Carlson’s long history of downplaying and pushing conspiracy theories about January 6
On his prime-time Fox program, Carlson has relentlessly spread an array of debunked conspiracy theories about the January 6 riot, given friendly interviews to insurrectionists, and created an alternate reality where federal agencies such as the FBI – not Trump supporters – were responsible for the attack. Carlson played a key role in elevating a version of that conspiracy theory into the public discourse and the halls of the U.S. Congress; it falsely posited that an Arizona man named Ray Epps was an FBI informant and had instigated the attack. Carlson has also baselessly suggested that the FBI could have planted the pipe bombs that were found at the Democratic National Committee and Republican National Committee on the eve of January 6.

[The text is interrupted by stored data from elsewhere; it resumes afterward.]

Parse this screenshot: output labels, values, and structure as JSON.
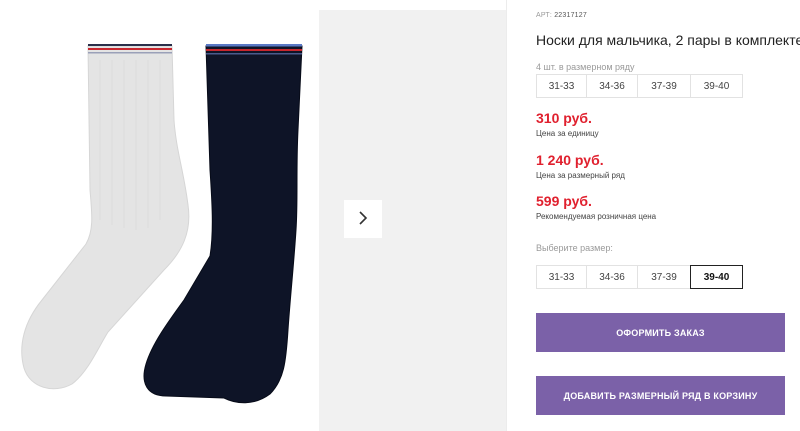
{
  "product": {
    "art_prefix": "АРТ:",
    "art_number": "22317127",
    "title": "Носки для мальчика, 2 пары в комплекте",
    "pack_note": "4 шт. в размерном ряду",
    "pack_sizes": [
      "31-33",
      "34-36",
      "37-39",
      "39-40"
    ]
  },
  "prices": [
    {
      "value": "310 руб.",
      "label": "Цена за единицу"
    },
    {
      "value": "1 240 руб.",
      "label": "Цена за размерный ряд"
    },
    {
      "value": "599 руб.",
      "label": "Рекомендуемая розничная цена"
    }
  ],
  "size_picker": {
    "label": "Выберите размер:",
    "options": [
      "31-33",
      "34-36",
      "37-39",
      "39-40"
    ],
    "selected": "39-40"
  },
  "buttons": {
    "order": "Оформить заказ",
    "add_to_cart": "Добавить размерный ряд в корзину"
  },
  "colors": {
    "accent": "#7b61a8",
    "price": "#e0202e",
    "sock_light": "#e3e3e3",
    "sock_dark": "#0e1427"
  },
  "icons": {
    "next": "chevron-right-icon"
  }
}
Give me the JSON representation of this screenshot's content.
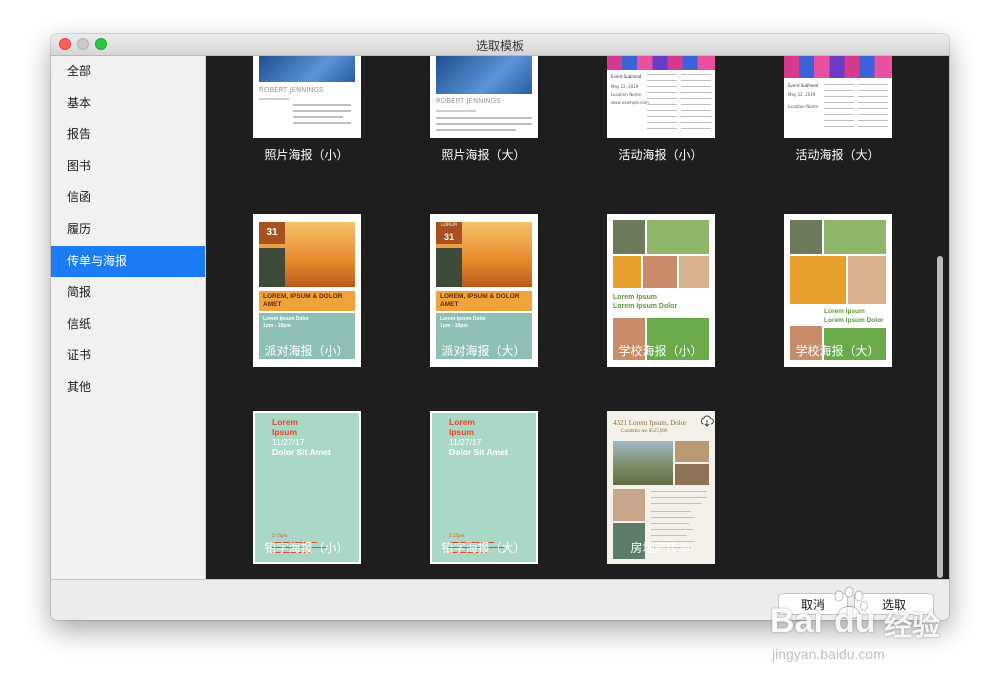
{
  "window": {
    "title": "选取模板"
  },
  "sidebar": {
    "items": [
      {
        "label": "全部"
      },
      {
        "label": "基本"
      },
      {
        "label": "报告"
      },
      {
        "label": "图书"
      },
      {
        "label": "信函"
      },
      {
        "label": "履历"
      },
      {
        "label": "传单与海报",
        "active": true
      },
      {
        "label": "简报"
      },
      {
        "label": "信纸"
      },
      {
        "label": "证书"
      },
      {
        "label": "其他"
      }
    ]
  },
  "templates": [
    {
      "label": "照片海报（小）",
      "text": {
        "name": "ROBERT JENNINGS"
      }
    },
    {
      "label": "照片海报（大）",
      "text": {
        "name": "ROBERT JENNINGS"
      }
    },
    {
      "label": "活动海报（小）",
      "text": {
        "heading": "Event Subhead",
        "date": "May 22, 2019",
        "loc": "Location Name",
        "site": "www.example.com"
      }
    },
    {
      "label": "活动海报（大）",
      "text": {
        "heading": "Event Subhead",
        "date": "May 22, 2019",
        "loc": "Location Name"
      }
    },
    {
      "label": "派对海报（小）",
      "text": {
        "num": "31",
        "main": "LOREM, IPSUM & DOLOR AMET",
        "sub": "Lorem Ipsum Dolor",
        "time": "1pm - 10pm"
      }
    },
    {
      "label": "派对海报（大）",
      "text": {
        "month": "LOREM",
        "num": "31",
        "main": "LOREM, IPSUM & DOLOR AMET",
        "sub": "Lorem Ipsum Dolor",
        "time": "1pm - 10pm"
      }
    },
    {
      "label": "学校海报（小）",
      "text": {
        "l1": "Lorem Ipsum",
        "l2": "Lorem Ipsum Dolor"
      }
    },
    {
      "label": "学校海报（大）",
      "text": {
        "l1": "Lorem Ipsum",
        "l2": "Lorem Ipsum Dolor"
      }
    },
    {
      "label": "铅字海报（小）",
      "text": {
        "l1": "Lorem",
        "l2": "Ipsum",
        "l3": "11/27/17",
        "l4": "Dolor Sit Amet",
        "l5": "5:15pm"
      }
    },
    {
      "label": "铅字海报（大）",
      "text": {
        "l1": "Lorem",
        "l2": "Ipsum",
        "l3": "11/27/17",
        "l4": "Dolor Sit Amet",
        "l5": "5:15pm"
      }
    },
    {
      "label": "房地产传单",
      "text": {
        "addr": "4321 Lorem Ipsum, Dolor",
        "price": "Curabitur leo $525,000"
      },
      "icon": "cloud-download-icon"
    }
  ],
  "buttons": {
    "cancel": "取消",
    "choose": "选取"
  },
  "watermark": {
    "brand": "Bai",
    "brand2": "du",
    "cn": "经验",
    "url": "jingyan.baidu.com"
  },
  "colors": {
    "accent": "#1b7cf5",
    "grid_bg": "#1e1e1e",
    "party_orange": "#f0a33a",
    "party_teal": "#8ebfb6",
    "school_green": "#6aaa4a",
    "type_mint": "#a9d8c6",
    "type_red": "#e04a2a"
  }
}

Last year, Carlson released a Fox Nation special series called Patriot Purge, which advanced the unhinged conspiracy theory that the government had staged the attack in order to justify persecuting conservatives, including “sticking them in the gulag” and “in Guantanamo Bay for American citizens.” And while other cable networks aired live coverage of the first prime-time January 6 House select committee hearing that gave new insight into former President Donald Trump’s coup attempt, Carlson counterprogrammed on his show by recapping a litany of conspiracy theories about the attack and downplaying the violence.
Just last month, Carlson marked the two-year anniversary of January 6 by calling it a “wholly created myth.”